A low-carbon electricity supply is the most cost-effective way to meet the need for more generation in the 2020s given the UK’s climate change commitments, the Committee on Climate Change (CCC) said recently.

In a new report, Power sector scenarios for the fifth carbon budget, the Committee sets out a range of future options to reduce the UK’s emissions from electricity in 2030. Low-carbon options in the power sector are important to support emissions reduction in other sectors, such as transport and heating, as well as to reduce emissions from the power sector itself.

The new power sector scenarios seek to balance issues of affordability, security of supply and decarbonisation. They indicate different ways, rather than one prescriptive path, through which this balance can be achieved consistent with UK climate change targets.

Power sector scenarios for the fifth carbon budget sets out new analysis the CCC will take into account when it provides its advice to Government on the fifth carbon budget on 26 November 2015. The fifth carbon budget will set the maximum level of domestic emissions between 2028 and 2032 and marks the half-way point from the first carbon budget period (2008-2012) to the 2050 commitment to reduce UK emissions by at least 80% relative to 1990 levels.

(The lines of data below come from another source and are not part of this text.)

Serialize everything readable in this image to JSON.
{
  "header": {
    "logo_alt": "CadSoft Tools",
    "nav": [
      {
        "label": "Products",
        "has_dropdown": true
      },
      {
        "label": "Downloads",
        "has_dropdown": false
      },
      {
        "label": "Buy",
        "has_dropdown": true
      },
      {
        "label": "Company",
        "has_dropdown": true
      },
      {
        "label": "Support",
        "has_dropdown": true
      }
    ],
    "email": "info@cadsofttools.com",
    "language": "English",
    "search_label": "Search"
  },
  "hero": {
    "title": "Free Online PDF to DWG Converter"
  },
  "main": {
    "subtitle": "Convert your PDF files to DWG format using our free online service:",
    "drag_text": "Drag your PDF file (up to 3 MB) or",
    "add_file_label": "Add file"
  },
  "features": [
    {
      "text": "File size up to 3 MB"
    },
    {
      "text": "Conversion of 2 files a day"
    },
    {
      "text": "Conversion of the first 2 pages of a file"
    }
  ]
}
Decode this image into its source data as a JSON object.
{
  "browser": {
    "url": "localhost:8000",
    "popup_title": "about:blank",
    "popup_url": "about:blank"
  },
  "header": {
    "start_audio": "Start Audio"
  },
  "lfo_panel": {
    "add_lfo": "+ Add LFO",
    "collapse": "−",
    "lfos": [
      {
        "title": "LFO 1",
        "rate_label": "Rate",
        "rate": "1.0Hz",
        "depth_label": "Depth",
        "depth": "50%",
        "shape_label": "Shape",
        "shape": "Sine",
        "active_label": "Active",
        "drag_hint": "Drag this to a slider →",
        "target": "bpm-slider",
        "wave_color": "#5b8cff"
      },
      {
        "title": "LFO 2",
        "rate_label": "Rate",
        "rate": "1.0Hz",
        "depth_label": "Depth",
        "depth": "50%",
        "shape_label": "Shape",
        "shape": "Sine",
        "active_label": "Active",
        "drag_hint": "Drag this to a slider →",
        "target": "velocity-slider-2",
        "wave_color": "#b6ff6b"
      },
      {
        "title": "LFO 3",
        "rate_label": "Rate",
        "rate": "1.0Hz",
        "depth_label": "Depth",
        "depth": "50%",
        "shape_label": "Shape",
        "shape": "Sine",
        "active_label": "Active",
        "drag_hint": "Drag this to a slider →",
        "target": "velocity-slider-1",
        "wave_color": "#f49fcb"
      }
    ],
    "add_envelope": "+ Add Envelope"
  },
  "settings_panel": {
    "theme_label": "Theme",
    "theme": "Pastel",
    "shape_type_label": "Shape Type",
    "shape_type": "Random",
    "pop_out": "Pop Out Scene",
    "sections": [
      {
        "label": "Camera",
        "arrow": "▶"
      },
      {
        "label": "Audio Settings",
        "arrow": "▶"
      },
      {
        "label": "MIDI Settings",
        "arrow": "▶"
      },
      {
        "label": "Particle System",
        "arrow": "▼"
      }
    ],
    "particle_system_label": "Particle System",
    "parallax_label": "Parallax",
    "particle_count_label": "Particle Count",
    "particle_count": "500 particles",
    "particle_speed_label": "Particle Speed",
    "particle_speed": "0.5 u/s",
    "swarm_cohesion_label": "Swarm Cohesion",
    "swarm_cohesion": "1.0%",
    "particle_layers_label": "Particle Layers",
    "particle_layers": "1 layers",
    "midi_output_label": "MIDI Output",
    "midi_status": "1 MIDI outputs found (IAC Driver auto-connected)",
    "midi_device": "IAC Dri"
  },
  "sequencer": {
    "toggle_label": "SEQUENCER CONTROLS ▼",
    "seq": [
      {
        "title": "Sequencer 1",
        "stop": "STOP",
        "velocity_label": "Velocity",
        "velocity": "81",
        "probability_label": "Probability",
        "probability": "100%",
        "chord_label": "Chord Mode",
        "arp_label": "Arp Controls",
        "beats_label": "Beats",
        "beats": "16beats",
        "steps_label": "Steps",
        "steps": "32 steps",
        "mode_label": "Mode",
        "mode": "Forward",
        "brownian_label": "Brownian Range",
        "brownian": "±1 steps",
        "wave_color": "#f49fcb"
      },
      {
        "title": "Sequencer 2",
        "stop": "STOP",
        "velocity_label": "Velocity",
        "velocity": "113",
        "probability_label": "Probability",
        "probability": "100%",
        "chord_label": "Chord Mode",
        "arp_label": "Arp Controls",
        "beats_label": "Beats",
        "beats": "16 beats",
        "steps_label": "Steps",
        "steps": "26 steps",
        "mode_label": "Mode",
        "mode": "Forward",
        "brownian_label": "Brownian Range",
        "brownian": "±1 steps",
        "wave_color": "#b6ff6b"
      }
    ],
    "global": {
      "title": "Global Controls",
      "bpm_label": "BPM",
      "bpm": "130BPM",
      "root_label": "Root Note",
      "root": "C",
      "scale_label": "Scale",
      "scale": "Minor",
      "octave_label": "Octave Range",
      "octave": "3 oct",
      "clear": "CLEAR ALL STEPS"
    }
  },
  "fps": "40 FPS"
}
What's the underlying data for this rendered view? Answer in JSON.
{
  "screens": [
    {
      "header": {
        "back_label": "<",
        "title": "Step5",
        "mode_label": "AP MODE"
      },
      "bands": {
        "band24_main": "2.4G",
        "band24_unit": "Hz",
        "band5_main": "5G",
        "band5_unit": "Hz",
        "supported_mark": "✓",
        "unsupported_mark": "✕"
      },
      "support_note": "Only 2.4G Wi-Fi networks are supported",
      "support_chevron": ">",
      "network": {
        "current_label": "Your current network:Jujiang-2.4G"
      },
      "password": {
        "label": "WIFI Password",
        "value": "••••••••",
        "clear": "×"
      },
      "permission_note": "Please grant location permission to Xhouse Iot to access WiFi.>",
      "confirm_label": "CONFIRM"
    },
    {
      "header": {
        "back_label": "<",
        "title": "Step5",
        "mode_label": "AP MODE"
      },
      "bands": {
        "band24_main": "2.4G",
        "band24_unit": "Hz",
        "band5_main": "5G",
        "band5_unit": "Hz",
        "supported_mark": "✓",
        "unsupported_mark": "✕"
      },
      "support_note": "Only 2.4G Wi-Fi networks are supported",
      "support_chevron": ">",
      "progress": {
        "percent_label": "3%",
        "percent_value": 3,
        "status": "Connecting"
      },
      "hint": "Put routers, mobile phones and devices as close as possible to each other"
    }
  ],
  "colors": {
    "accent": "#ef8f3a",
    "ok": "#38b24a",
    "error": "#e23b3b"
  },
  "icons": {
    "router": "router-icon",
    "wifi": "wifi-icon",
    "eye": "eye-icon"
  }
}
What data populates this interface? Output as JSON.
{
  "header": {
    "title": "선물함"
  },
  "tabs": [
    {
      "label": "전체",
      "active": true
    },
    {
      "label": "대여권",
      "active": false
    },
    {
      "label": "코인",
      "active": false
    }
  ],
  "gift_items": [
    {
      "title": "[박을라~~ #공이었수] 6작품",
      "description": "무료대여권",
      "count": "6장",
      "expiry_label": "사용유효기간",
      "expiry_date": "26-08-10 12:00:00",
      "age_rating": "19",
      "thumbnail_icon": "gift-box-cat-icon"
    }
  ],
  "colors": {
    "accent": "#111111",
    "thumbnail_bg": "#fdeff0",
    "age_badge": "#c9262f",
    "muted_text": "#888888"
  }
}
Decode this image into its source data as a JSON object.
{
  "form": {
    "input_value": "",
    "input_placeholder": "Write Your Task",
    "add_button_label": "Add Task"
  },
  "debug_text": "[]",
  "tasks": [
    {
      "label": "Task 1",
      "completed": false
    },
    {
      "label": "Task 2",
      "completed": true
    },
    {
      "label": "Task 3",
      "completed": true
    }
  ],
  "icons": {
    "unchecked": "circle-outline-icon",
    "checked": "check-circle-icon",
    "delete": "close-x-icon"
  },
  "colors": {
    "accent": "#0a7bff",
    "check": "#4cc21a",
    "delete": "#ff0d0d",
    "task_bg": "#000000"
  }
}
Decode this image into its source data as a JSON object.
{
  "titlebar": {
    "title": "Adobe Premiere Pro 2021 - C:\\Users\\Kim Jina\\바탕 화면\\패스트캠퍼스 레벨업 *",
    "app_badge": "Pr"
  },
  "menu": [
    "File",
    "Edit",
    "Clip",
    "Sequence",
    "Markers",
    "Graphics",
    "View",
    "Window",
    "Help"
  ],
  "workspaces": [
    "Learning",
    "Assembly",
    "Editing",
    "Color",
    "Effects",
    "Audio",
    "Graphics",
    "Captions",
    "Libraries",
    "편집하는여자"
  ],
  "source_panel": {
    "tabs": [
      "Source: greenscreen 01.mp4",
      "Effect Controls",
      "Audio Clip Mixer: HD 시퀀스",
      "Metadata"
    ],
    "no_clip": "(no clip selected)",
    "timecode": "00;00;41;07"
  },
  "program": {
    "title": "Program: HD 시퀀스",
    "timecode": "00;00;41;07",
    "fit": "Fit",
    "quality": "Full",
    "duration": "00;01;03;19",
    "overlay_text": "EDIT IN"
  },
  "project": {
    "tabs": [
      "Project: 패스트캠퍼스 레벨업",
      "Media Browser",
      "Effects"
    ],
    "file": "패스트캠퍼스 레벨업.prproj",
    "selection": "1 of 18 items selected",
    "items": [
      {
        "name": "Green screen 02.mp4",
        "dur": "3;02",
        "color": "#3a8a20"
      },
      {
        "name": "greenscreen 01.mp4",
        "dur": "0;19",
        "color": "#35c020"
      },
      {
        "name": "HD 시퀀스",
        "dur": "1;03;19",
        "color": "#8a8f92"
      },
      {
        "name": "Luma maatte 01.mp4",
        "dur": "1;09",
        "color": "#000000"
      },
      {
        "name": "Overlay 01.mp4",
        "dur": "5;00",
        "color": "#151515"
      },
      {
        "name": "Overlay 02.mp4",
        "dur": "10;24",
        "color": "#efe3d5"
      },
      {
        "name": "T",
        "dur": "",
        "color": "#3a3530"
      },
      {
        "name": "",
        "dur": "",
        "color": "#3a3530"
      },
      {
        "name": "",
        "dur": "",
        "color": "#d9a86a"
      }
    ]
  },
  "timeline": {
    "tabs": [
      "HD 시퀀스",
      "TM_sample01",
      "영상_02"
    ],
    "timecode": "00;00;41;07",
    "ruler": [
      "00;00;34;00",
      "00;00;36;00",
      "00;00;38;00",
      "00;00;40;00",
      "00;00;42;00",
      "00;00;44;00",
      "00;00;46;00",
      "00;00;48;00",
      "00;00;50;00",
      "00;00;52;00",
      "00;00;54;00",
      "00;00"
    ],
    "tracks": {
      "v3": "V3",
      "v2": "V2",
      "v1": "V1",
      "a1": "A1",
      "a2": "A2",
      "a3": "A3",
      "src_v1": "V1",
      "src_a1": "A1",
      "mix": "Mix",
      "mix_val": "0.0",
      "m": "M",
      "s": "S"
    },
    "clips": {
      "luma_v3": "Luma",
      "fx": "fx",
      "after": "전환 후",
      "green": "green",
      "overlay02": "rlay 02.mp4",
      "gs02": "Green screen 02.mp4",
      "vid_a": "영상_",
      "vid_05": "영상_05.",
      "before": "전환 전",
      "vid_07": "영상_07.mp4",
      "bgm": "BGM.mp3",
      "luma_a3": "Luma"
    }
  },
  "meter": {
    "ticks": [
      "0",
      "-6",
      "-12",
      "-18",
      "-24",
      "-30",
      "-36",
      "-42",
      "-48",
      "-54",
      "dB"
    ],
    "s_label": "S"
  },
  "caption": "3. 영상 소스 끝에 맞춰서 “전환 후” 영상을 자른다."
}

Assessing the UK’s obligations under the Climate Change Act, alongside the requirement to ensure competitiveness, affordability and security of the UK power supply, the Committee finds that:

  • Investments to 2020 are largely committed already. These will reduce power sector carbon intensity from around 450 gCO2/kWh today to around 200-250 gCO2/kWh. Households are currently paying around £45 a year on their electricity bill to support this investment, and will pay around £105 by 2020 (of a total bill of around £500).
  • New investment in power generation will be needed in the 2020sto replace retiring coal and nuclear power and to meet future increases in energy demand.
  • Several low-carbon sources of power are likely to be cost competitive with new gas-fired generation facing a carbon price during the 2020s. Mature options, like onshore wind and solar, are at that stage already. Less mature options, like carbon capture and storage (CCS) and offshore wind, will require continued support into the 2020s if they are to reach maturity. These both represent good value investments for a society committed to climate targets.
  • Balancing all factors, power sector emissions of below 100 gCO2/kWh are an appropriate aim for 2030. The range of scenarios examined suggest that power sector emissions towards the upper end of the carbon intensity range of 50-100 gCO2/kWh, previously identified as being suitable for 2030, are appropriate. Emissions would be around 55 MtCO2 lower than if investment in the 2020s was focused solely on gas-fired generation.
  • There will be additional costs on bills from low-carbon investment in the 2020s. Under central assumptions, the impact on annual household bills of supporting low-carbon investment would increase from around £105 in 2020 to a peak of around £120 in 2030 (i.e. low-carbon investment in the 2020s would add around £15 to the annual electricity bill for a typical household).
  • Increasing system flexibility will be important to ensure security of supply at lowest cost. Developing a more flexible electricity system with responsive demand, interconnection to other markets and more electricity storage will support security of supply, reduce emissions and reduce costs. The Power sector scenarios report includes new analysis of the value of flexibility and assigns costs to intermittent generation, to cover their integration to the grid and the need for back-up capacity.

Lord Deben, Chair of the Committee on Climate Change, said: “The 2020s are crucial in setting the direction for UK power generation, and to ensure the UK can meet its 2050 climate change commitments cost-effectively. The key tools are already in place to deliver the investment in low-carbon generation that is required. The Government must now urgently clarify the direction of future policy to ensure the power sector can decarbonise at lowest cost to businesses and households.”